Most individuals display some situational self-centeredness depending on circumstances. Focusing on our own needs is an important component of self-care. But in some cases, extreme egoism can signify underlying mental health issues:

Level of Self-Focus Potential Psychological Issue
Occasional self-focus related to grief, stress, life changes, etc. Within normal range
Frequent self-centered behavior; lack of care for how actions impact others Narcissistic Personality Disorder
Extreme inability to empathize with others’ perspectives or feelings Antisocial Personality Disorder
Distorted, grandiose view of oneself along with need for excessive admiration Narcissistic Personality Disorder
Willingness to exploit or manipulate others for personal gain Antisocial Personality Disorder

When self-absorption is pervasive across contexts and persists over time causing interpersonal issues, seeking evaluation by a psychologist may be prudent. With professional help, ingrained thought and behavior patterns contributing to extreme egoism can improve.

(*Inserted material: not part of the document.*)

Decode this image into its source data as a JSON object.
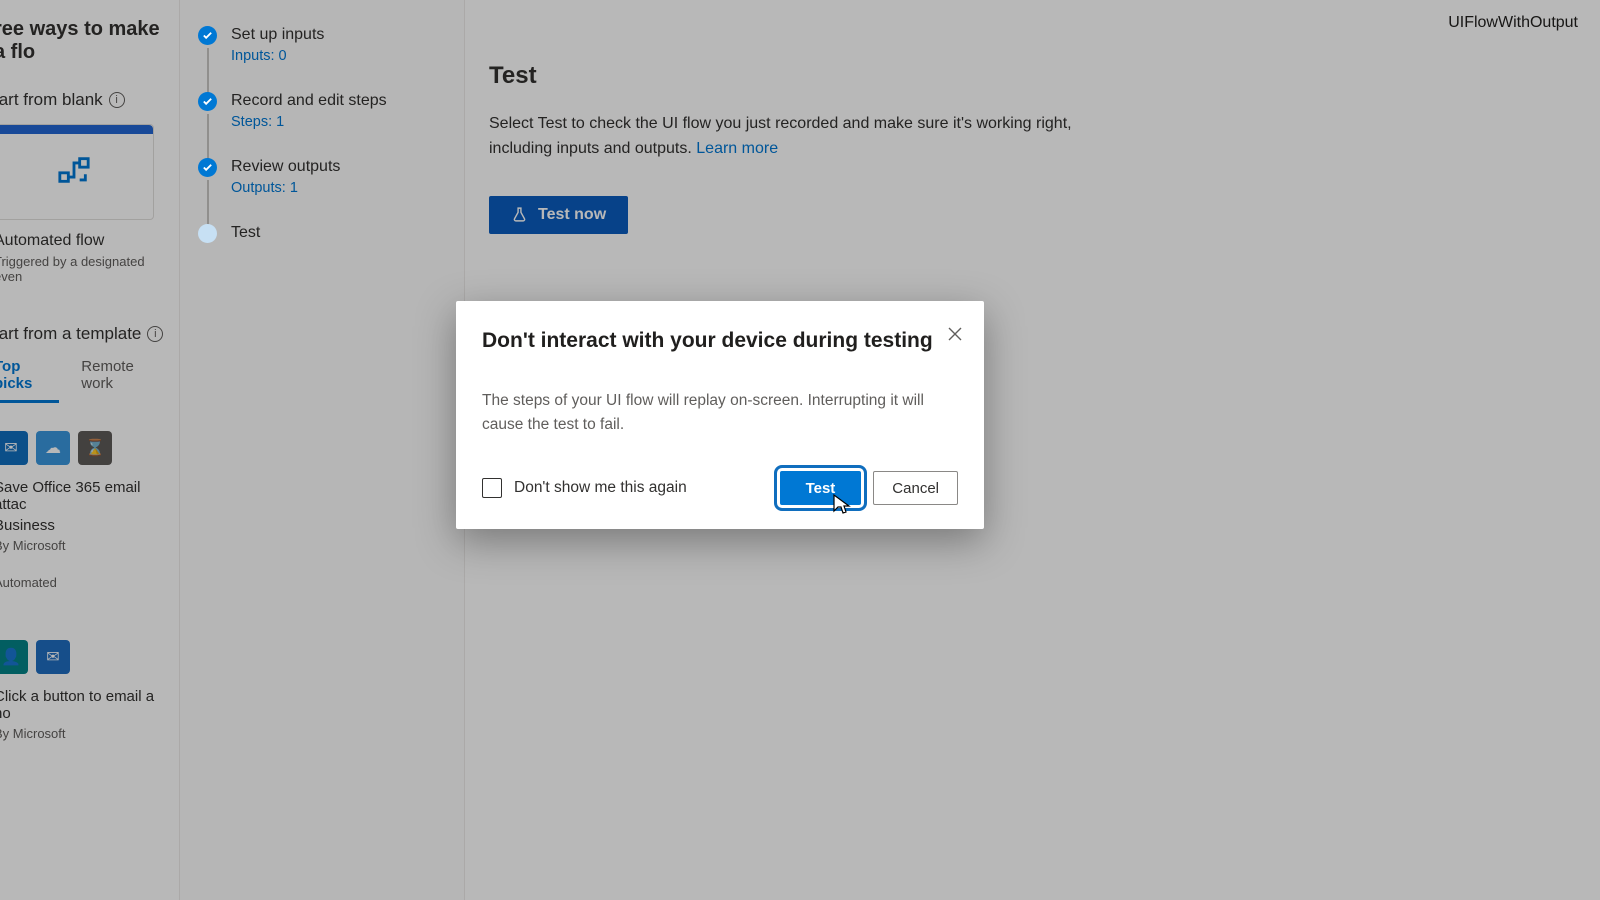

Self-centeredness exists on a spectrum from healthy self-interest to narcissism and egoism that impair relationships and wellbeing. Though often used interchangeably, the many terms like egotist, narcissist, and egocentric have nuances in meaning. Causes of extreme self-focus range from childhood experiences to biology and trauma. While modest self-centeredness is normal, pervasive self-absorption can signal mental health issues warranting professional attention. With self-awareness, willingness to change and commitment to understanding others’ perspectives, even highly self-focused individuals can become more balanced.